# Two games I composed the soundtracks for are on Steam Greenlight



## Chris Porter (Mar 9, 2016)

Hello friends! Hopefully this post is within the realm of what this forum should be used for as it's relevant to my career as a video game music composer. 

I wanted to use this forum to happily announce that two video games that I composed the soundtracks for are on Steam Greenlight. One of the games, called "Why is the Princess in a Magic Forest?!" is actually the very first video game that I scored. I started working on the project back in the summer of 2013. Since it was being made by only one guy (other than the music and SFX), it has taken a long time to finish, but it is finally just about done and ready to launch on Steam. The other game, "ikenie", is a really fun and challenging 2D action game with several puzzle elements. I'm really proud of both games and the music so I wanted to share them with you all. 
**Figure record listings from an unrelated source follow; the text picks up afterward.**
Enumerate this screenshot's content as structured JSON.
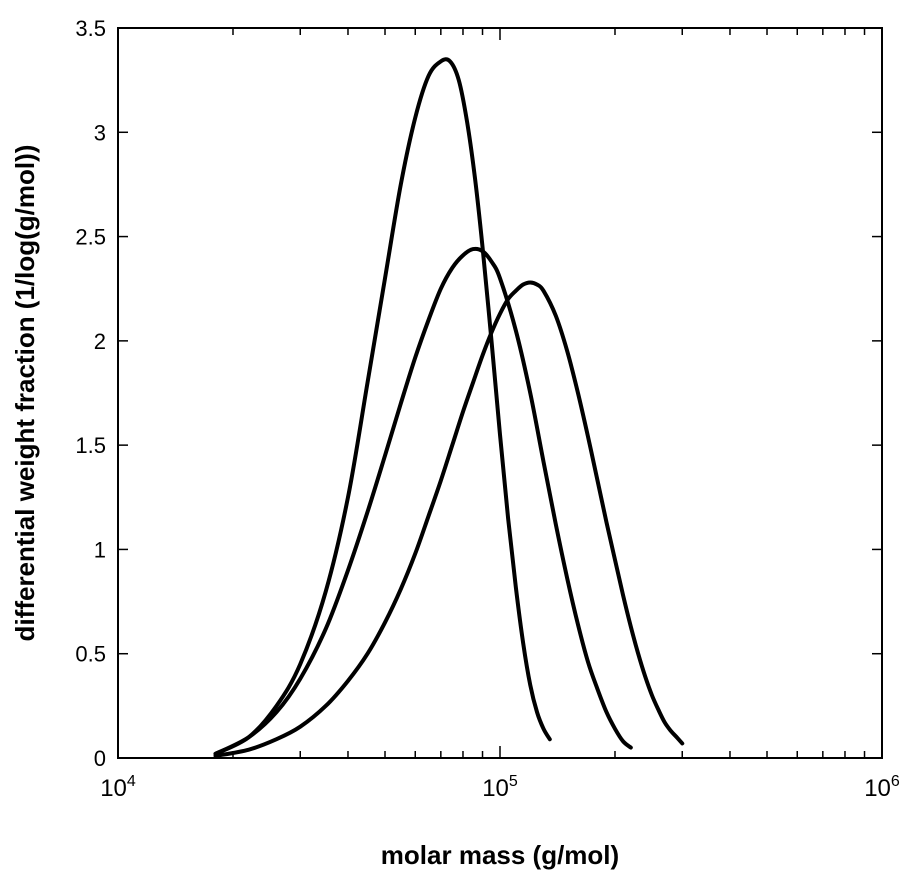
{
  "chart_data": {
    "type": "line",
    "xlabel": "molar mass (g/mol)",
    "ylabel": "differential weight fraction (1/log(g/mol))",
    "x_scale": "log",
    "xlim": [
      10000,
      1000000
    ],
    "ylim": [
      0,
      3.5
    ],
    "x_ticks": [
      {
        "value": 10000,
        "base": "10",
        "exp": "4"
      },
      {
        "value": 100000,
        "base": "10",
        "exp": "5"
      },
      {
        "value": 1000000,
        "base": "10",
        "exp": "6"
      }
    ],
    "y_ticks": [
      "0",
      "0.5",
      "1",
      "1.5",
      "2",
      "2.5",
      "3",
      "3.5"
    ],
    "grid": false,
    "legend": "none",
    "series": [
      {
        "x": [
          18000,
          22000,
          26000,
          30000,
          35000,
          40000,
          45000,
          50000,
          55000,
          60000,
          65000,
          70000,
          74000,
          78000,
          82000,
          86000,
          90000,
          95000,
          100000,
          105000,
          110000,
          115000,
          120000,
          125000,
          130000,
          135000
        ],
        "values": [
          0.02,
          0.1,
          0.25,
          0.45,
          0.8,
          1.25,
          1.8,
          2.3,
          2.75,
          3.07,
          3.27,
          3.34,
          3.34,
          3.25,
          3.05,
          2.78,
          2.45,
          2.0,
          1.55,
          1.15,
          0.82,
          0.55,
          0.35,
          0.22,
          0.14,
          0.09
        ]
      },
      {
        "x": [
          18000,
          22000,
          26000,
          30000,
          35000,
          40000,
          45000,
          50000,
          55000,
          60000,
          65000,
          70000,
          75000,
          80000,
          85000,
          90000,
          95000,
          100000,
          110000,
          120000,
          130000,
          140000,
          150000,
          160000,
          170000,
          180000,
          190000,
          200000,
          210000,
          220000
        ],
        "values": [
          0.02,
          0.1,
          0.22,
          0.38,
          0.62,
          0.9,
          1.18,
          1.45,
          1.7,
          1.92,
          2.1,
          2.25,
          2.35,
          2.41,
          2.44,
          2.43,
          2.38,
          2.3,
          2.05,
          1.75,
          1.42,
          1.12,
          0.86,
          0.64,
          0.46,
          0.33,
          0.22,
          0.14,
          0.08,
          0.05
        ]
      },
      {
        "x": [
          18000,
          22000,
          26000,
          30000,
          35000,
          40000,
          45000,
          50000,
          55000,
          60000,
          65000,
          70000,
          75000,
          80000,
          85000,
          90000,
          95000,
          100000,
          105000,
          110000,
          115000,
          120000,
          125000,
          130000,
          140000,
          150000,
          160000,
          170000,
          180000,
          190000,
          200000,
          210000,
          220000,
          230000,
          240000,
          250000,
          260000,
          270000,
          280000,
          290000,
          300000
        ],
        "values": [
          0.01,
          0.04,
          0.09,
          0.15,
          0.25,
          0.37,
          0.5,
          0.65,
          0.81,
          0.98,
          1.16,
          1.33,
          1.5,
          1.66,
          1.8,
          1.93,
          2.04,
          2.13,
          2.2,
          2.24,
          2.27,
          2.28,
          2.27,
          2.24,
          2.12,
          1.95,
          1.75,
          1.54,
          1.33,
          1.13,
          0.95,
          0.78,
          0.63,
          0.5,
          0.39,
          0.3,
          0.23,
          0.17,
          0.13,
          0.1,
          0.07
        ]
      }
    ]
  }
}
I don't know how many of you are gamers, but if you are, and if you have a Steam account, it would be awesome if you'd check out the games and give them a 'YES' vote if they look fun to you. Doing so will help them get released sooner

"Why is the Princess in a Magic Forest?!"

"ikenie"

Both soundtracks are also available for pre-order/sale on Bandcamp.


----------



## marclawsonmusic (Mar 9, 2016)

Congrats, Chris. That's great news


----------



## Chris Porter (Mar 9, 2016)

marclawsonmusic said:


> Congrats, Chris. That's great news



Thank you!


----------